The crystal structure revealed that the carboxamide of compound 1a makes interactions with the hinge region of the kinase, with the phenyl group in the back pocket. A search of related molecules available in-house led to compound 2a, with a satisfying boost in potency. Interestingly, the crystal structure of this molecule bound to RIP2 revealed that the binding mode of the pyrazole moiety had flipped to keep the phenyl ring in the back pocket (compound 1a in cyan, 2a in gray). Enlarging the phenyl group to better fill the pocket led to compound 2k.

This molecule had relatively poor selectivity against several other kinases, but introducing a ring as in compound 8 improved the situation. Crystallography suggested that installing a bridged ring would pick up further interactions with the protein, and although the resulting molecule did not have better affinity, selectivity improved. Finally, a hydroxyl group was introduced (compound 11) to try to pick up interactions with a non-conserved serine residue. This addition did not improve biochemical activity, and in fact a crystal structure revealed that the hydroxyl group was pointing towards solvent, but the activity in human whole blood improved. Importantly, compound 11 was remarkably selective for RIP2: just 1 of 366 other kinases tested at 1 µM showed >70% inhibition.

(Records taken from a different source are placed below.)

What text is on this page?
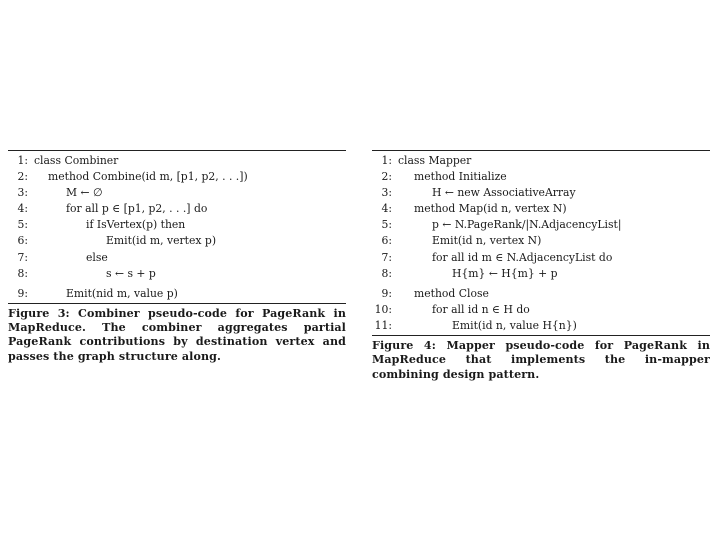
1: class Combiner
2: method Combine(id m, [p1, p2, . . .])
3:	M ← ∅
4:	for all p ∈ [p1, p2, . . .] do
5:	if IsVertex(p) then
6:	Emit(id m, vertex p)
7:	else
8:	s ← s + p
9:	Emit(nid m, value p)
Figure 3: Combiner pseudo-code for PageRank in MapReduce. The combiner aggregates partial PageRank contributions by destination vertex and passes the graph structure along.
1: class Mapper
2: method Initialize
3:	H ← new AssociativeArray
4: method Map(id n, vertex N)
5:	p ← N.PageRank/|N.AdjacencyList|
6:	Emit(id n, vertex N)
7:	for all id m ∈ N.AdjacencyList do
8:	H{m} ← H{m} + p
9: method Close
10:	for all id n ∈ H do
11:	Emit(id n, value H{n})
Figure 4: Mapper pseudo-code for PageRank in MapReduce that implements the in-mapper combining design pattern.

This is a lovely fragment-to-lead success story that reiterates several important lessons. First, a generic (in this case commercial) and nonselective fragment can lead to novel, selective series. Second, as has been seen multiple times, fragment binding modes can flip unexpectedly, especially during early optimization. Finally, despite the relative flatness of fragment 1a (Fsp3 = 0, though the two aromatic rings are slightly twisted), it could be optimized to a more shapely lead, and the increased complexity is likely responsible for the impressive selectivity. Left unreported is the stability and pharmacokinetics of compound 11: the hydroxyl and all those sp3-hybridized carbons are likely metabolic hotspots. As is so often the case in lead discovery, what solves one problem can too often create another.